Culinary Justice + Pozole de Camarón #FoodieReads
Updated: Mar 5
I already shared a post about Eric Peterson's novel The Dining Car. This is my offering after reading the sequel, Sunshine Chief.
On the Page
This novel picks up a couple years after the first. Jack Marshall - still the narrator - is no longer Horace Button's bartender; he's more like a personal assistant and is married to Button's personal chef, Wanda. All three are involved in raising Button's orphaned thirteen-year-old niece, Jane.
They travel, as Button always does, in his vintage private railroad cars to southern Arizona. Button is scheduled to co-host the Best Chef Tucson Jail-and-Bail Weekend Gala with his old friend, socialite Bunny Lorillard. They have also brought along Jane's friend Florabelle as both girls have recently been suspended from school.
The cooking competition takes a macabre turn and they are all scrambling to solve the crime.
Florabelle is an interesting outsider as she has so little experience with the food that they all eat.
"'What’s this weird jelly thing on top?' she asked. 'Are we supposed to eat it?' 'That’s a poached egg,' Jane said. 'It looks like seal poop.' Jane began to laugh but caught herself when she saw me glaring. Florabelle shredded the Canadian bacon with her hands, she licked butter from her fingers, she chewed with her mouth open. Horace Button, the incomparable raconteur, was struck dumb by her lack of manners" (pg. 15).
"'Wanda has a surprise. She made you a special dessert.' 'What did she make?' Jane asked. 'Bananas Foster.' Jane let out a whoop. “My favorite!” She turned and grabbed Florabelle by the arm. “Have you ever had it?” 'Bananas what?' Florabelle asked. 'Bananas Foster.' Jane turned to me. 'Can we have it up in the vista dome while we start our homework?'" (pg. 36).
At one point, the characters broach the subject of 'culinary justice'. "'Ever heard the term culinary justice?' 'Never.' 'It’s the concept that you have to have been born in it to profit off your heritage. Only Mexicans can cook Mexican, only Thais can cook Thai, and so on.
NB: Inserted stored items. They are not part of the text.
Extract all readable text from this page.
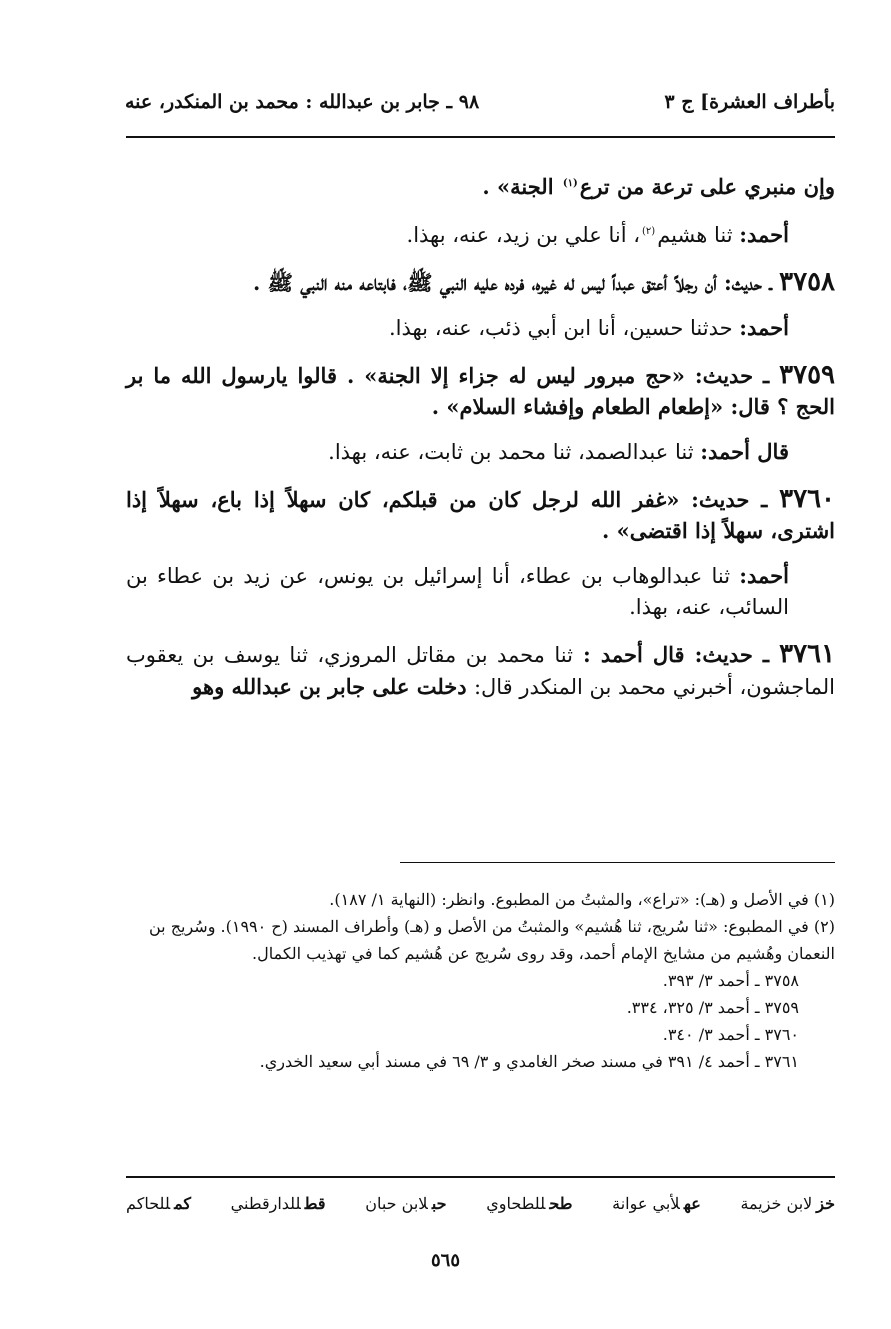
بأطراف العشرة] ج ٣
٩٨ ـ جابر بن عبدالله : محمد بن المنكدر، عنه

وإن منبري على ترعة من ترع$^{(١)}$ الجنة» .

أحمد: ثنا هشيم$^{(٢)}$، أنا علي بن زيد، عنه، بهذا.

٣٧٥٨ ـ حديث: أن رجلاً أعتق عبداً ليس له غيره، فرده عليه النبي ﷺ، فابتاعه منه النبي ﷺ .

أحمد: حدثنا حسين، أنا ابن أبي ذئب، عنه، بهذا.

٣٧٥٩ ـ حديث: «حج مبرور ليس له جزاء إلا الجنة» . قالوا يارسول الله ما بر الحج ؟ قال: «إطعام الطعام وإفشاء السلام» .

قال أحمد: ثنا عبدالصمد، ثنا محمد بن ثابت، عنه، بهذا.

٣٧٦٠ ـ حديث: «غفر الله لرجل كان من قبلكم، كان سهلاً إذا باع، سهلاً إذا اشترى، سهلاً إذا اقتضى» .

أحمد: ثنا عبدالوهاب بن عطاء، أنا إسرائيل بن يونس، عن زيد بن عطاء بن السائب، عنه، بهذا.

٣٧٦١ ـ حديث: قال أحمد : ثنا محمد بن مقاتل المروزي، ثنا يوسف بن يعقوب الماجشون، أخبرني محمد بن المنكدر قال: دخلت على جابر بن عبدالله وهو

(١) في الأصل و (هـ): «تراع»، والمثبتُ من المطبوع. وانظر: (النهاية ١/ ١٨٧).

(٢) في المطبوع: «ثنا سُريج، ثنا هُشيم» والمثبتُ من الأصل و (هـ) وأطراف المسند (ح ١٩٩٠). وسُريج بن النعمان وهُشيم من مشايخ الإمام أحمد، وقد روى سُريج عن هُشيم كما في تهذيب الكمال.

٣٧٥٨ ـ أحمد ٣/ ٣٩٣.

٣٧٥٩ ـ أحمد ٣/ ٣٢٥، ٣٣٤.

٣٧٦٠ ـ أحمد ٣/ ٣٤٠.

٣٧٦١ ـ أحمد ٤/ ٣٩١ في مسند صخر الغامدي و ٣/ ٦٩ في مسند أبي سعيد الخدري.

خزلابن خزيمة
عهلأبي عوانة
طحللطحاوي
حبلابن حبان
قطللدارقطني
كمللحاكم
٥٦٥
Only African Americans can do chicken and waffles. Guy like me, I put moo shu pork and Mandarin pancakes on my menu, and I’m guilty of appropriating Chinese culture.' 'Oh, for God’s sake'" (pg. 127).
This certainly isn't the first time I have heard of culinary justice. It goes along the lines of cultural appreciation versus cultural appropriation and authentic versus traditional. But I do not believe that you can only make the food of your ancestors. I mean, how boring would that be?!? I make a few Filipino dishes - Ginataang Seafood, lumpia, turon, chicken adobo, and arroz caldo - but I cook from all over the globe.
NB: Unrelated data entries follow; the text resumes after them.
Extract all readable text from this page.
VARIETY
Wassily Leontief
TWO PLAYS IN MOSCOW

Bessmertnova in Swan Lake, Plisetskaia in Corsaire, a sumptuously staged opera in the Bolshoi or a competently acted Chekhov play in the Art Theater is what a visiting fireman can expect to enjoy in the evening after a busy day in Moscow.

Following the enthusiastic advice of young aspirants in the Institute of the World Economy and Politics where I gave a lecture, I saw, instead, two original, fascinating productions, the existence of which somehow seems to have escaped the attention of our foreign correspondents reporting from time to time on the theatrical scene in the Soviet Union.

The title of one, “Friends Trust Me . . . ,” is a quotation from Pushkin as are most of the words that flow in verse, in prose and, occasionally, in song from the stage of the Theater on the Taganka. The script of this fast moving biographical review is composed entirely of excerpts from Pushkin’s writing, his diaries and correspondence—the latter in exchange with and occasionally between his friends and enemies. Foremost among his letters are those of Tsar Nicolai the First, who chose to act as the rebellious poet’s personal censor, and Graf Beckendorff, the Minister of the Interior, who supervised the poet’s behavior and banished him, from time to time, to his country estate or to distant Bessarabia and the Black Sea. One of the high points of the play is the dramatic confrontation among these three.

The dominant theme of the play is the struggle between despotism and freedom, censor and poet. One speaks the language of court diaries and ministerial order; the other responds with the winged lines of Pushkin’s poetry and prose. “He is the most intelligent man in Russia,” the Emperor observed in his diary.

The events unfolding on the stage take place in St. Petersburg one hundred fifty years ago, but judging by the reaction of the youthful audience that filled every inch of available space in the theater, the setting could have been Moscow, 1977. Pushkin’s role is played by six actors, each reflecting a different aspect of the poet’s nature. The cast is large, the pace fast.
What about you? What do you think about the concept of culinary justice?
In My Bowl
Again, because of Button's voracious appetite, there is a lot of food in the book. I was inspired by this passage: "I put my phone away when our waiter surprised us with shots of a smoky mezcal. He also brought several ripe avocados, which he proceeded to mash, garnish, and whip into a generous bowl of guacamole. Staff members from the kitchen, wearing black chef’s coats and pill-box hats, delivered samples of the restaurant’s signature starters: bowls of pozole verde and a sizzling cast-iron skillet of queso fundido with chorizo" (pg. 129). So, despite not being Mexican, I decided to share my version of Pozole de Camarón.
1 pound large shrimp, peeled and deveined
2 teaspoons Mexican seasoning blend
2 teaspoons olive oil, divided
1 /2 cup each diced onions, diced carrots, diced celery, diced zucchini, and diced squash
2 cups cooked white hominy
4 cups chicken stock (or veggie, if preferred)
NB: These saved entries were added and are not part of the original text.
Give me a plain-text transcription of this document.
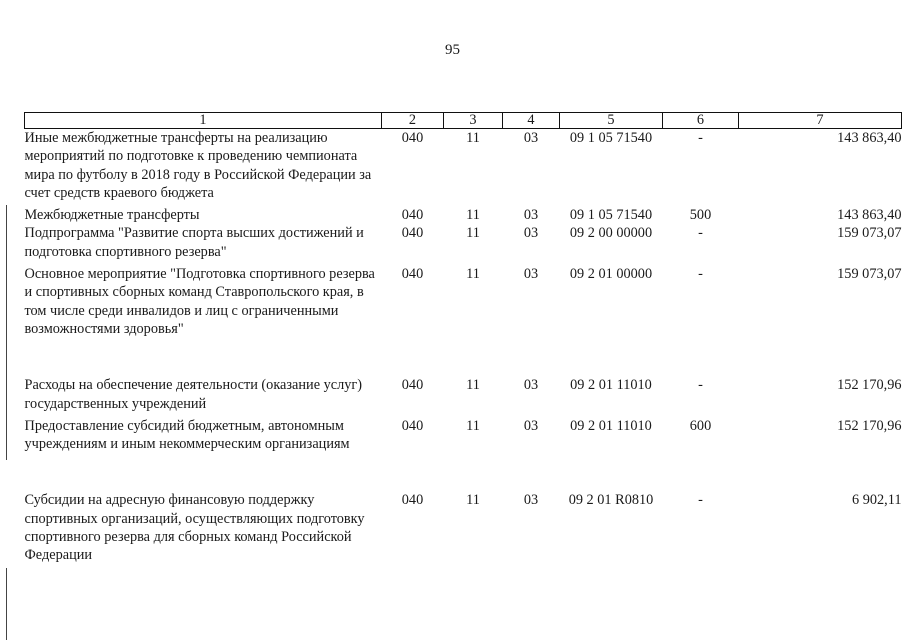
95
1	2	3	4	5	6	7
Иные межбюджетные трансферты на реализацию мероприятий по подготовке к проведению чемпионата мира по футболу в 2018 году в Российской Федерации за счет средств краевого бюджета	040	11	03	09 1 05 71540	-	143 863,40
Межбюджетные трансферты	040	11	03	09 1 05 71540	500	143 863,40
Подпрограмма "Развитие спорта высших достижений и подготовка спортивного резерва"	040	11	03	09 2 00 00000	-	159 073,07
Основное мероприятие "Подготовка спортивного резерва и спортивных сборных команд Ставропольского края, в том числе среди инвалидов и лиц с ограниченными возможностями здоровья"	040	11	03	09 2 01 00000	-	159 073,07
Расходы на обеспечение деятельности (оказание услуг) государственных учреждений	040	11	03	09 2 01 11010	-	152 170,96
Предоставление субсидий бюджетным, автономным учреждениям и иным некоммерческим организациям	040	11	03	09 2 01 11010	600	152 170,96
Субсидии на адресную финансовую поддержку спортивных организаций, осуществляющих подготовку спортивного резерва для сборных команд Российской Федерации	040	11	03	09 2 01 R0810	-	6 902,11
1/4 cup freshly squeezed lime juice
1 Tablespoon salsa
GARNISHES You can top the pozole with whatever you like, but here are some suggestions and what we usually use...
chopped green onion
crumble Cotija cheese
Place cleaned shrimp in a mixing bowl. Add in the seasoning and 1 teaspoon olive oil. Massage the seasoning into the shrimp and let stand while you prepare the rest of the dish.
In a large soup pot, heat remaining 1 teaspoon olive oil. Add in the onions, carrots, and celery. Cook until the onions are softened and turning translucent approximately 3 to 5 minutes.
Add in the zucchini, squash, and hominy. Stir to incorporate into the other veggies. Stir in the salsa, then pour in the stock and the lime juice.
Bring the liquid to a boil, then reduce heat to a simmer. Cook until the carrots are fork-tender. Gently lower the shrimp into the soup and cook until just opaque, approximately 3 minutes. Don’t overcook as they will get rubbery.
To serve, ladle soup into serving bowls. Then garnish with whatever goodies you like. Serve hot.